PDF creation assistance requested for tricky file

I could use some help solving a PDF file problem. Nothing complicated, just text and a bunch of B&W images; it’s a history book. Here’s the file.

I am trying to get this 300 page book printed at a commercial, online printer (Createspace seems the cheapest). This book was printed about 15 years ago from the same source file, but Createspace and some other printers are now rejecting it.

The interior layout was originally done in Pagemaker 6.5, made into PDF with the Acrobat distiller that was part of PM. The resulting file looks perfect on my screen or on any other computer screen I use, and prints fine on every laser printer I have tested it on (about 3).

It was prepared using the “embed all fonts” option in Distiller. Yet the flightcheck software the commercial printers use detect two font families not embedded: Bookman & New Century Schoolbook (with ital & bold variations), and they refuse to print a proof copy.

The “missing” fonts are not used anywhere in the book, so that could explain why they didn’t get embedded, but flightcheck doesn’t look to see if they are used, just if they are in an internal list, I guess.

Just for kicks, I created some fake text using the missing fonts, placed it on a page and covered it with a white rectangle so it wouldn’t print, then distilled the project again with the “embed all fonts” option. The result still won’t pass the flightcheck.

At this point, I am stuck. I can’t justify purchase of an Adobe Acrobat creator program or new Indesign, and there’s no guarantee that either will fix the problem.

My WAG is the problem is caused by a well-known bug in Pagemaker – if a font is used in a file, then that text is deleted, the font remains in the internal “used” list and cannot be removed. I think this bug is our culprit.

There are hundreds of “PDF fixer” programs around, but most come with baggage (adware, nagware and worse) and there’s no guarantee they can fix this.

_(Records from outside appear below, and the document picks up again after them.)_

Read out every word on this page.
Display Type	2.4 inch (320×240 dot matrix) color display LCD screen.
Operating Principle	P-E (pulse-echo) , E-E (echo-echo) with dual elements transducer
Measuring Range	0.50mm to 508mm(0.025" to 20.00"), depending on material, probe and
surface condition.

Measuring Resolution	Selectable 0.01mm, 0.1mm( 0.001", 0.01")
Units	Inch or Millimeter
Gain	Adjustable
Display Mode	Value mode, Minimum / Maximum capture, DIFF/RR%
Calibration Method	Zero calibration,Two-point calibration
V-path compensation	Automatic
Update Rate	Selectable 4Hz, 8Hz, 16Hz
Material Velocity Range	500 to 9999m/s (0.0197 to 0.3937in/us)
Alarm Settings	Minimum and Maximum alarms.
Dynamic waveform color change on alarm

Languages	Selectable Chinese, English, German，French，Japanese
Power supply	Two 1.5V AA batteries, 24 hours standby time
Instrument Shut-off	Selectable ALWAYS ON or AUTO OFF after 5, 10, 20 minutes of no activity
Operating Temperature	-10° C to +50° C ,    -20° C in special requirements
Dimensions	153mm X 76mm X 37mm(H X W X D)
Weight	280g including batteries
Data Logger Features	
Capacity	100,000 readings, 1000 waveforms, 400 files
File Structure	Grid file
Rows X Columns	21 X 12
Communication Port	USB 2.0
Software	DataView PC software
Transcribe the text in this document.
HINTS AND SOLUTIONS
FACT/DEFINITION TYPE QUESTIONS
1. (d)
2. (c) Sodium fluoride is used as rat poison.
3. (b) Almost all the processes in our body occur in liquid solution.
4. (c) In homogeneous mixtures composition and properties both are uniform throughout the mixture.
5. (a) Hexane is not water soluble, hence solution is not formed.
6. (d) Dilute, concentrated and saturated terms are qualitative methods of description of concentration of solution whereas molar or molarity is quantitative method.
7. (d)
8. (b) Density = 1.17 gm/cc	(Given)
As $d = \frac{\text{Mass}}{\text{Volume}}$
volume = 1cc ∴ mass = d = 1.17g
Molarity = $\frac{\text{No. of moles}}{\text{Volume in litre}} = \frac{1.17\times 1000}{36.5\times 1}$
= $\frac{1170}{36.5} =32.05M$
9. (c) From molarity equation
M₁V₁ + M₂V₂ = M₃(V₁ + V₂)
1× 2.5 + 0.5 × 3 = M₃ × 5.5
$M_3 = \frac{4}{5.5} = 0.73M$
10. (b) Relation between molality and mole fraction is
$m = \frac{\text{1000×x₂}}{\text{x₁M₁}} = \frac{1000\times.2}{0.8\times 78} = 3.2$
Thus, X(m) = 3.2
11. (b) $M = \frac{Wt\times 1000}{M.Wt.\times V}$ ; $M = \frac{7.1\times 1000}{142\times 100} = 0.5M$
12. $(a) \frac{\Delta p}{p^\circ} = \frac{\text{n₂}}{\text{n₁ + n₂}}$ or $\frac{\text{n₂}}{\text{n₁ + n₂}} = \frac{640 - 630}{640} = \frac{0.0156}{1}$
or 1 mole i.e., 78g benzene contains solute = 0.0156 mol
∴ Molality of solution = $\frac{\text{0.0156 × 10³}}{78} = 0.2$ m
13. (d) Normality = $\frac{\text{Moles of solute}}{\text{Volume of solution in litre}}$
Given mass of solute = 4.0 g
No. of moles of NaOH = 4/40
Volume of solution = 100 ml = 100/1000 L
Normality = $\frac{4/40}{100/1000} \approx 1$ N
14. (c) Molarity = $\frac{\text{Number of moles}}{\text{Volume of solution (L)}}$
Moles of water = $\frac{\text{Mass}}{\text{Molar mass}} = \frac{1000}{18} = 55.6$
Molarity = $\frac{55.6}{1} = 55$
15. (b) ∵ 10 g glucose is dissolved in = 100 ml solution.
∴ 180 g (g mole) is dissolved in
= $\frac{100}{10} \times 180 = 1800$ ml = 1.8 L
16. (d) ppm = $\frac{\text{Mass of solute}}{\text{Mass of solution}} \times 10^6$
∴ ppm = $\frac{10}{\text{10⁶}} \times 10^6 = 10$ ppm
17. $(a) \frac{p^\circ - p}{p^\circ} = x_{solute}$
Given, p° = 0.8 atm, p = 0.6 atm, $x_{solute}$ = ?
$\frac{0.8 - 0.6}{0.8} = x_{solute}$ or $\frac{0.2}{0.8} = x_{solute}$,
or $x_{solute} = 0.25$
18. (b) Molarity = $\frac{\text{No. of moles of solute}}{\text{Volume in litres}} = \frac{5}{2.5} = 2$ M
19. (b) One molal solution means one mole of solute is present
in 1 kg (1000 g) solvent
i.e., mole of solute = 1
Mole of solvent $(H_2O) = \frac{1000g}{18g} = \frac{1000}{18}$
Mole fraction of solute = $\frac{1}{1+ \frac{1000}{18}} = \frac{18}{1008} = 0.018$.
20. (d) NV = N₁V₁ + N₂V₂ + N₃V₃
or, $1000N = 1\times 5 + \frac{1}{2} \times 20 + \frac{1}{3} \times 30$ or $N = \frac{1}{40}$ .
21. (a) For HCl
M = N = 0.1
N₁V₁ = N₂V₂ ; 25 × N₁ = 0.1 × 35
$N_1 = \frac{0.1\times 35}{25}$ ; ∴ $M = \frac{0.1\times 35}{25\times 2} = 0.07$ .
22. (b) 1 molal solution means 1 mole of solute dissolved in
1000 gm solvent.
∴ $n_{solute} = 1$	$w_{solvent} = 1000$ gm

Any ideas from PDF gurus out there? What would you do next?

ETA: I’m waiting for word from Createspace higher-mucky-mucks, who claim they will provide me with the page(s) and actual text or object that is causing the problem. If it’s limited to a single page or two, I’ll print those out, scan & digitize them, then re-import to the main file. That should work as long as they don’t tell me the problem is in pages 6…299.

Right in my wheelhouse, and I just took batting practice. Let me look at it.

Yeah, it’s got Bookman Light in there somewhere and the simple approaches in Acrobat (including print to a new file) are choking. I think the file is fixable, though. Let me keep trying some other approaches. (I just submitted books to IngramSpark and CreateSpace and threaded the fine channels of their file requirements, so.)

The file example I posted might indeed have one or more of the missing files, since I added them under a white rectangle as a test. I think that’s on one of the first few pages, but removal of those invisible text blocks doesn’t seem to fix it. If you find use of one of those fonts anywhere else, I’d sure like to know about it.

I tried reading the file in the Chrome version of Acrobat (looks OK) and printing to a new PDF file (looks OK). Didn’t have any problems at all, but re-submission of the revised file to an online printer (DiggyPOD) shows the same font errors.

Fixed. No sweat. <fx collapses face down, comatose >

Had two bitchy font errors and all graphics were RGB, but Acrobat Pro DC’s standards page successfully converted and preflighted it to /X-1a standard, which I believe CreateSpace and Ingram both import without a hitch.

I’ll PM the DL link.

PDF tools vary so much that it’s no wonder some users hate the format and others are confused by the seemingly random outcomes. Opening a file with a generic PDF reader and writing it to a new file is not much different from a digital photocopy - nothing is changed, the elements are just written back to the new file as read. It takes a high-end version, and I don’t know of any besides the real thing, to disassemble a PDF into component pieces and truly write different font specs, graphics encapsulations, etc.

I wish the real tool were a little more readily available. I have it as part of the complete toolset, but by itself it’s like $20 a month, which is ridiculous.